Director Gregg Bishop on the set of SiREN

​The primary element that we carried over from the short was, of course, the character of Lily, who is a fascinatingly misunderstood monster in the vein of King Kong or Frankenstein. There were always questions around what Lily actually was: Was she a succubus? A harpy? A demon? Bruckner always said that she was her own entity, but when the writers brought the idea of the siren song to him, he felt it spoke more clearly to what she was, and we all felt it really worked for the feature story.​

Eighty percent of my job as a director is casting. The suits were pushing to look at other actresses for the role of Lily, but I knew we just couldn’t make this movie without Hannah Fierman. She was absolutely irreplaceable and the reason that the character was so iconic.

The bro characters in the short film were designed to be a bunch of irredeemable jackasses who got what they deserved. Characters this abrasive would be unbearable for an audience to endure for 90 minutes. With SiREN, it was important to all of us to empathize with our heroes for the duration of the movie, keep the characters smart and pull for them to survive. We were able to ground the supernatural elements of the movie by casting talented actors who evoked empathy and were capable of intense human emotion.

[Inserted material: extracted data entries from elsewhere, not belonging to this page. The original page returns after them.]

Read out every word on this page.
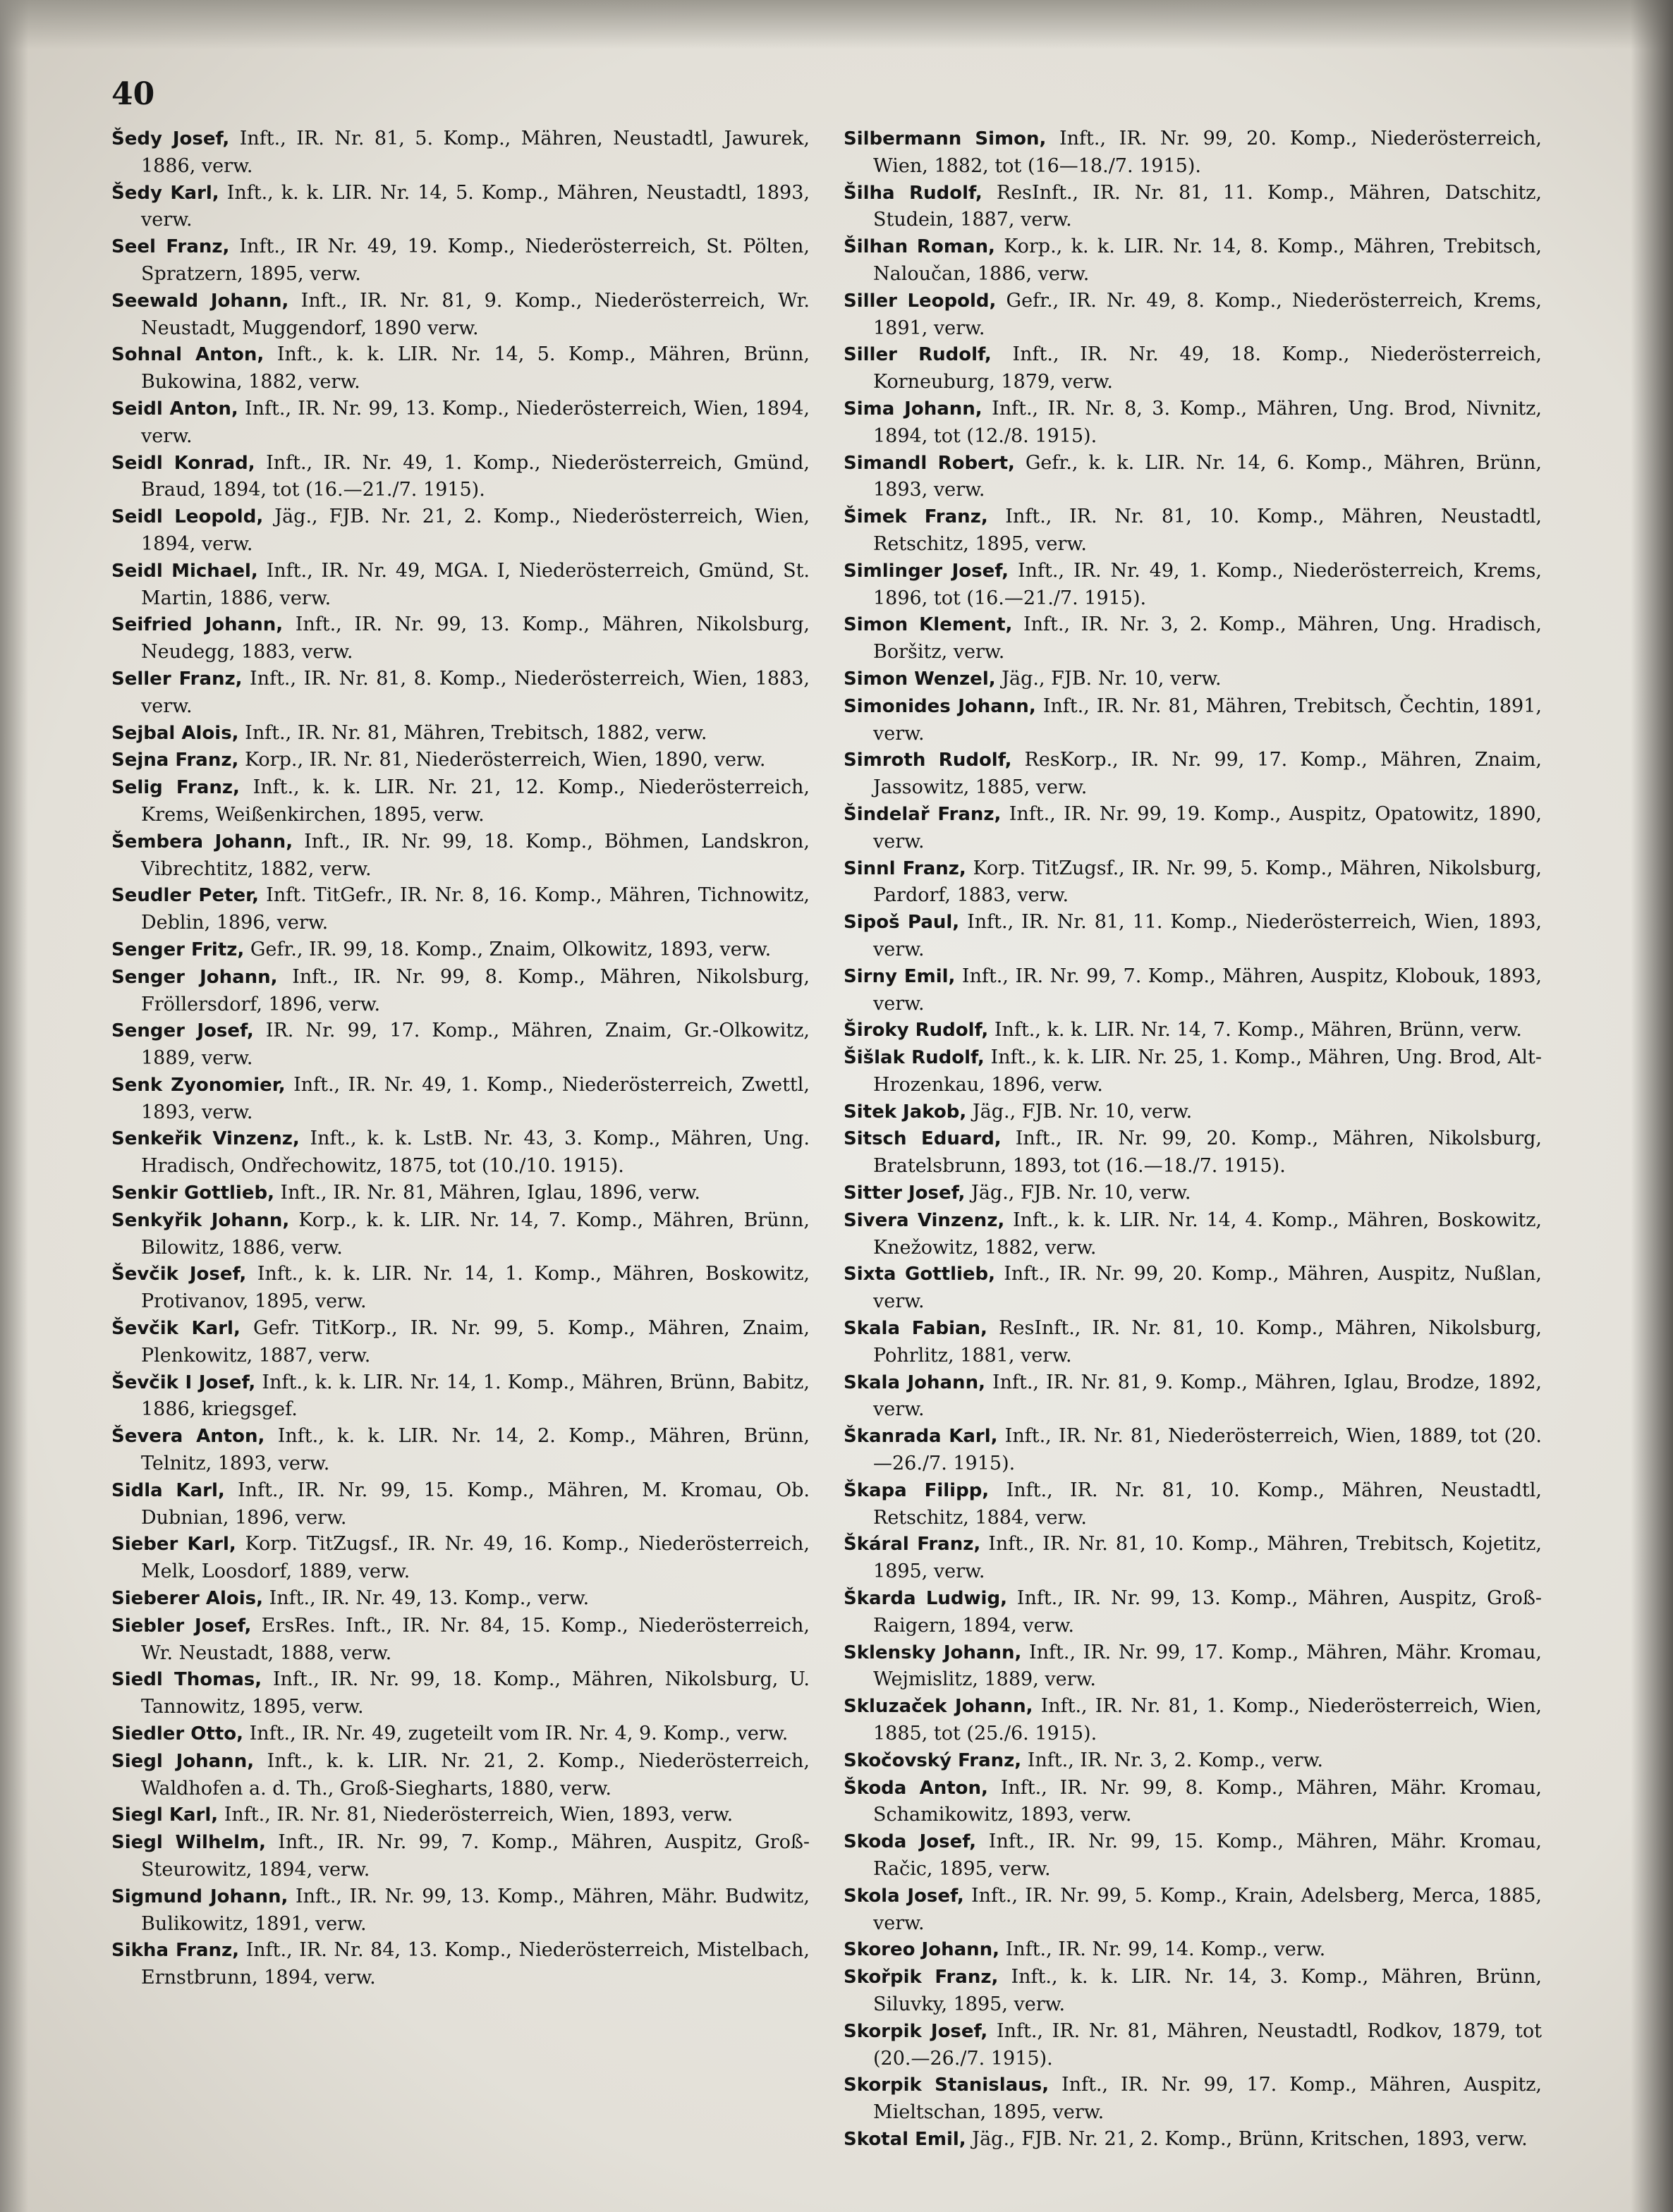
40

Šedy Josef, Inft., IR. Nr. 81, 5. Komp., Mähren, Neustadtl, Jawurek, 1886, verw.

Šedy Karl, Inft., k. k. LIR. Nr. 14, 5. Komp., Mähren, Neustadtl, 1893, verw.

Seel Franz, Inft., IR Nr. 49, 19. Komp., Niederösterreich, St. Pölten, Spratzern, 1895, verw.

Seewald Johann, Inft., IR. Nr. 81, 9. Komp., Niederösterreich, Wr. Neustadt, Muggendorf, 1890 verw.

Sohnal Anton, Inft., k. k. LIR. Nr. 14, 5. Komp., Mähren, Brünn, Bukowina, 1882, verw.

Seidl Anton, Inft., IR. Nr. 99, 13. Komp., Niederösterreich, Wien, 1894, verw.

Seidl Konrad, Inft., IR. Nr. 49, 1. Komp., Niederösterreich, Gmünd, Braud, 1894, tot (16.—21./7. 1915).

Seidl Leopold, Jäg., FJB. Nr. 21, 2. Komp., Niederösterreich, Wien, 1894, verw.

Seidl Michael, Inft., IR. Nr. 49, MGA. I, Niederösterreich, Gmünd, St. Martin, 1886, verw.

Seifried Johann, Inft., IR. Nr. 99, 13. Komp., Mähren, Nikolsburg, Neudegg, 1883, verw.

Seller Franz, Inft., IR. Nr. 81, 8. Komp., Niederösterreich, Wien, 1883, verw.

Sejbal Alois, Inft., IR. Nr. 81, Mähren, Trebitsch, 1882, verw.

Sejna Franz, Korp., IR. Nr. 81, Niederösterreich, Wien, 1890, verw.

Selig Franz, Inft., k. k. LIR. Nr. 21, 12. Komp., Niederösterreich, Krems, Weißenkirchen, 1895, verw.

Šembera Johann, Inft., IR. Nr. 99, 18. Komp., Böhmen, Landskron, Vibrechtitz, 1882, verw.

Seudler Peter, Inft. TitGefr., IR. Nr. 8, 16. Komp., Mähren, Tichnowitz, Deblin, 1896, verw.

Senger Fritz, Gefr., IR. 99, 18. Komp., Znaim, Olkowitz, 1893, verw.

Senger Johann, Inft., IR. Nr. 99, 8. Komp., Mähren, Nikolsburg, Fröllersdorf, 1896, verw.

Senger Josef, IR. Nr. 99, 17. Komp., Mähren, Znaim, Gr.-Olkowitz, 1889, verw.

Senk Zyonomier, Inft., IR. Nr. 49, 1. Komp., Niederösterreich, Zwettl, 1893, verw.

Senkeřik Vinzenz, Inft., k. k. LstB. Nr. 43, 3. Komp., Mähren, Ung. Hradisch, Ondřechowitz, 1875, tot (10./10. 1915).

Senkir Gottlieb, Inft., IR. Nr. 81, Mähren, Iglau, 1896, verw.

Senkyřik Johann, Korp., k. k. LIR. Nr. 14, 7. Komp., Mähren, Brünn, Bilowitz, 1886, verw.

Ševčik Josef, Inft., k. k. LIR. Nr. 14, 1. Komp., Mähren, Boskowitz, Protivanov, 1895, verw.

Ševčik Karl, Gefr. TitKorp., IR. Nr. 99, 5. Komp., Mähren, Znaim, Plenkowitz, 1887, verw.

Ševčik I Josef, Inft., k. k. LIR. Nr. 14, 1. Komp., Mähren, Brünn, Babitz, 1886, kriegsgef.

Ševera Anton, Inft., k. k. LIR. Nr. 14, 2. Komp., Mähren, Brünn, Telnitz, 1893, verw.

Sidla Karl, Inft., IR. Nr. 99, 15. Komp., Mähren, M. Kromau, Ob. Dubnian, 1896, verw.

Sieber Karl, Korp. TitZugsf., IR. Nr. 49, 16. Komp., Niederösterreich, Melk, Loosdorf, 1889, verw.

Sieberer Alois, Inft., IR. Nr. 49, 13. Komp., verw.

Siebler Josef, ErsRes. Inft., IR. Nr. 84, 15. Komp., Niederösterreich, Wr. Neustadt, 1888, verw.

Siedl Thomas, Inft., IR. Nr. 99, 18. Komp., Mähren, Nikolsburg, U. Tannowitz, 1895, verw.

Siedler Otto, Inft., IR. Nr. 49, zugeteilt vom IR. Nr. 4, 9. Komp., verw.

Siegl Johann, Inft., k. k. LIR. Nr. 21, 2. Komp., Niederösterreich, Waldhofen a. d. Th., Groß-Siegharts, 1880, verw.

Siegl Karl, Inft., IR. Nr. 81, Niederösterreich, Wien, 1893, verw.

Siegl Wilhelm, Inft., IR. Nr. 99, 7. Komp., Mähren, Auspitz, Groß-Steurowitz, 1894, verw.

Sigmund Johann, Inft., IR. Nr. 99, 13. Komp., Mähren, Mähr. Budwitz, Bulikowitz, 1891, verw.

Sikha Franz, Inft., IR. Nr. 84, 13. Komp., Niederösterreich, Mistelbach, Ernstbrunn, 1894, verw.

Silbermann Simon, Inft., IR. Nr. 99, 20. Komp., Niederösterreich, Wien, 1882, tot (16—18./7. 1915).

Šilha Rudolf, ResInft., IR. Nr. 81, 11. Komp., Mähren, Datschitz, Studein, 1887, verw.

Šilhan Roman, Korp., k. k. LIR. Nr. 14, 8. Komp., Mähren, Trebitsch, Naloučan, 1886, verw.

Siller Leopold, Gefr., IR. Nr. 49, 8. Komp., Niederösterreich, Krems, 1891, verw.

Siller Rudolf, Inft., IR. Nr. 49, 18. Komp., Niederösterreich, Korneuburg, 1879, verw.

Sima Johann, Inft., IR. Nr. 8, 3. Komp., Mähren, Ung. Brod, Nivnitz, 1894, tot (12./8. 1915).

Simandl Robert, Gefr., k. k. LIR. Nr. 14, 6. Komp., Mähren, Brünn, 1893, verw.

Šimek Franz, Inft., IR. Nr. 81, 10. Komp., Mähren, Neustadtl, Retschitz, 1895, verw.

Simlinger Josef, Inft., IR. Nr. 49, 1. Komp., Niederösterreich, Krems, 1896, tot (16.—21./7. 1915).

Simon Klement, Inft., IR. Nr. 3, 2. Komp., Mähren, Ung. Hradisch, Boršitz, verw.

Simon Wenzel, Jäg., FJB. Nr. 10, verw.

Simonides Johann, Inft., IR. Nr. 81, Mähren, Trebitsch, Čechtin, 1891, verw.

Simroth Rudolf, ResKorp., IR. Nr. 99, 17. Komp., Mähren, Znaim, Jassowitz, 1885, verw.

Šindelař Franz, Inft., IR. Nr. 99, 19. Komp., Auspitz, Opatowitz, 1890, verw.

Sinnl Franz, Korp. TitZugsf., IR. Nr. 99, 5. Komp., Mähren, Nikolsburg, Pardorf, 1883, verw.

Sipoš Paul, Inft., IR. Nr. 81, 11. Komp., Niederösterreich, Wien, 1893, verw.

Sirny Emil, Inft., IR. Nr. 99, 7. Komp., Mähren, Auspitz, Klobouk, 1893, verw.

Široky Rudolf, Inft., k. k. LIR. Nr. 14, 7. Komp., Mähren, Brünn, verw.

Šišlak Rudolf, Inft., k. k. LIR. Nr. 25, 1. Komp., Mähren, Ung. Brod, Alt-Hrozenkau, 1896, verw.

Sitek Jakob, Jäg., FJB. Nr. 10, verw.

Sitsch Eduard, Inft., IR. Nr. 99, 20. Komp., Mähren, Nikolsburg, Bratelsbrunn, 1893, tot (16.—18./7. 1915).

Sitter Josef, Jäg., FJB. Nr. 10, verw.

Sivera Vinzenz, Inft., k. k. LIR. Nr. 14, 4. Komp., Mähren, Boskowitz, Knežowitz, 1882, verw.

Sixta Gottlieb, Inft., IR. Nr. 99, 20. Komp., Mähren, Auspitz, Nußlan, verw.

Skala Fabian, ResInft., IR. Nr. 81, 10. Komp., Mähren, Nikolsburg, Pohrlitz, 1881, verw.

Skala Johann, Inft., IR. Nr. 81, 9. Komp., Mähren, Iglau, Brodze, 1892, verw.

Škanrada Karl, Inft., IR. Nr. 81, Niederösterreich, Wien, 1889, tot (20.—26./7. 1915).

Škapa Filipp, Inft., IR. Nr. 81, 10. Komp., Mähren, Neustadtl, Retschitz, 1884, verw.

Škáral Franz, Inft., IR. Nr. 81, 10. Komp., Mähren, Trebitsch, Kojetitz, 1895, verw.

Škarda Ludwig, Inft., IR. Nr. 99, 13. Komp., Mähren, Auspitz, Groß-Raigern, 1894, verw.

Sklensky Johann, Inft., IR. Nr. 99, 17. Komp., Mähren, Mähr. Kromau, Wejmislitz, 1889, verw.

Skluzaček Johann, Inft., IR. Nr. 81, 1. Komp., Niederösterreich, Wien, 1885, tot (25./6. 1915).

Skočovský Franz, Inft., IR. Nr. 3, 2. Komp., verw.

Škoda Anton, Inft., IR. Nr. 99, 8. Komp., Mähren, Mähr. Kromau, Schamikowitz, 1893, verw.

Skoda Josef, Inft., IR. Nr. 99, 15. Komp., Mähren, Mähr. Kromau, Račic, 1895, verw.

Skola Josef, Inft., IR. Nr. 99, 5. Komp., Krain, Adelsberg, Merca, 1885, verw.

Skoreo Johann, Inft., IR. Nr. 99, 14. Komp., verw.

Skořpik Franz, Inft., k. k. LIR. Nr. 14, 3. Komp., Mähren, Brünn, Siluvky, 1895, verw.

Skorpik Josef, Inft., IR. Nr. 81, Mähren, Neustadtl, Rodkov, 1879, tot (20.—26./7. 1915).

Skorpik Stanislaus, Inft., IR. Nr. 99, 17. Komp., Mähren, Auspitz, Mieltschan, 1895, verw.

Skotal Emil, Jäg., FJB. Nr. 21, 2. Komp., Brünn, Kritschen, 1893, verw.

Dropping the found-footage format that was used in V/H/S was a decision that was made early in development. ​The traditional narrative style allowed us to open up the scope of the story and make it more cinematic and expansive. However, I did echo some shots from “Amateur Night” by shooting most of the coverage of Lily in our hero’s point-of-view, versus a standard over-the-shoulder shot. There is just something intimate and unnerving about Hannah Fierman as Lily looking directly at the camera and into the audience’s eyes.

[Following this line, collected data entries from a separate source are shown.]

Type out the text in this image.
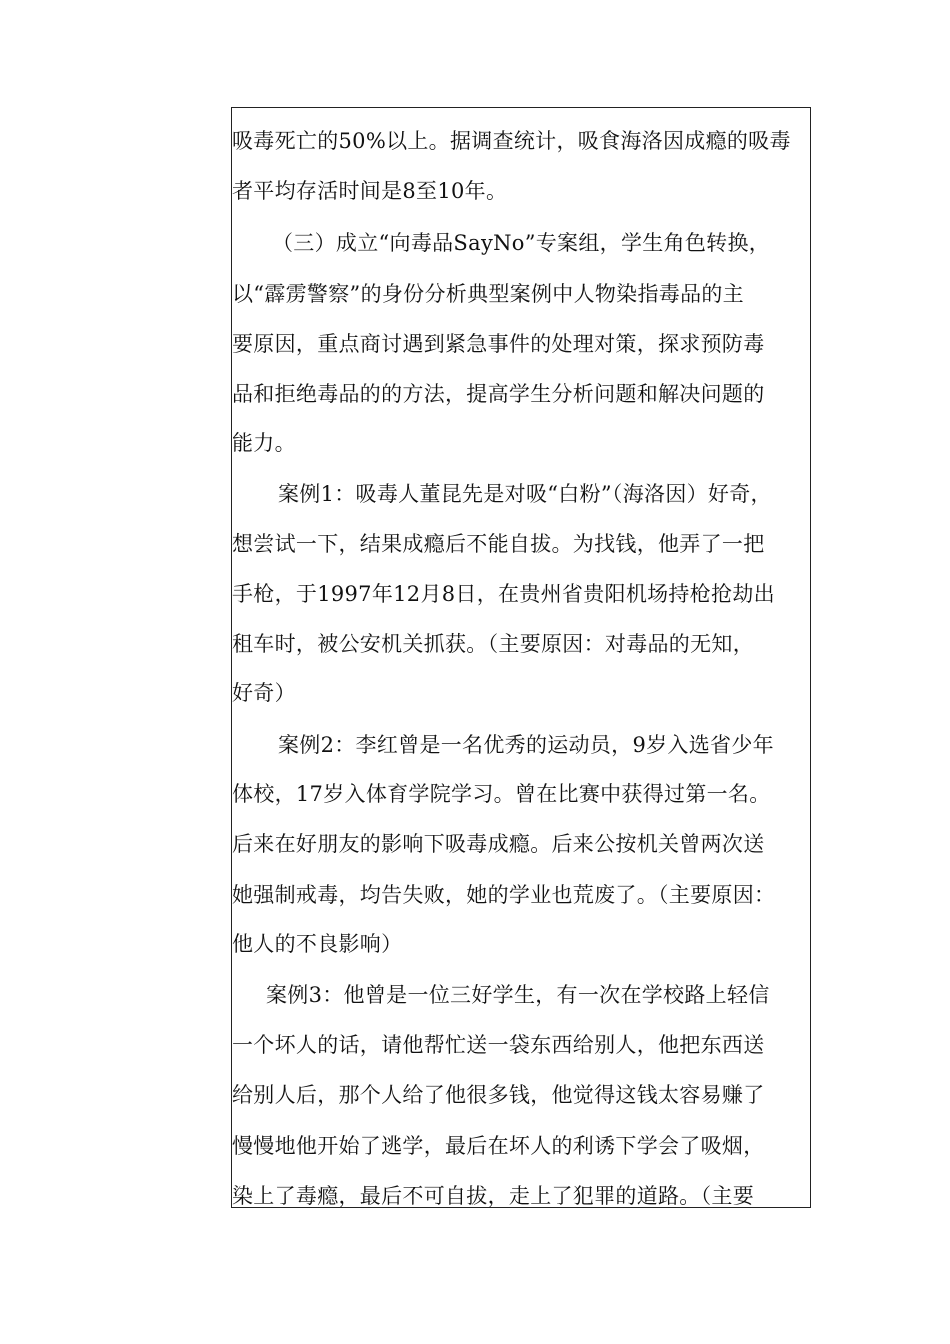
吸毒死亡的50%以上。据调查统计，吸食海洛因成瘾的吸毒
者平均存活时间是8至10年。
（三）成立“向毒品SayNo”专案组，学生角色转换，
以“霹雳警察”的身份分析典型案例中人物染指毒品的主
要原因，重点商讨遇到紧急事件的处理对策，探求预防毒
品和拒绝毒品的的方法，提高学生分析问题和解决问题的
能力。
案例1：吸毒人董昆先是对吸“白粉”（海洛因）好奇，
想尝试一下，结果成瘾后不能自拔。为找钱，他弄了一把
手枪，于1997年12月8日，在贵州省贵阳机场持枪抢劫出
租车时，被公安机关抓获。（主要原因：对毒品的无知，
好奇）
案例2：李红曾是一名优秀的运动员，9岁入选省少年
体校，17岁入体育学院学习。曾在比赛中获得过第一名。
后来在好朋友的影响下吸毒成瘾。后来公按机关曾两次送
她强制戒毒，均告失败，她的学业也荒废了。（主要原因：
他人的不良影响）
案例3：他曾是一位三好学生，有一次在学校路上轻信
一个坏人的话，请他帮忙送一袋东西给别人，他把东西送
给别人后，那个人给了他很多钱，他觉得这钱太容易赚了
慢慢地他开始了逃学，最后在坏人的利诱下学会了吸烟，
染上了毒瘾，最后不可自拔，走上了犯罪的道路。（主要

The horror movies that resonate with me were built around personal or social anxieties that elevate the genre aspects of the film. Genre elements by themselves usually aren’t that interesting. Everyone knows that succubi or zombies or vampires or werewolves aren’t real, therefore they aren’t really that scary. On the surface, SiREN is a fun, heart-pounding roller-coaster ride of a monster movie packed with scares, twists and dark fantasy. But on a foundational level, it is a relatable human story that deals with the fears of losing one’s freedoms and the anxieties of commitment. MM

SiREN opened in theaters and VOD, Digital HD and DVD December 2, 2016, courtesy of Chiller Films.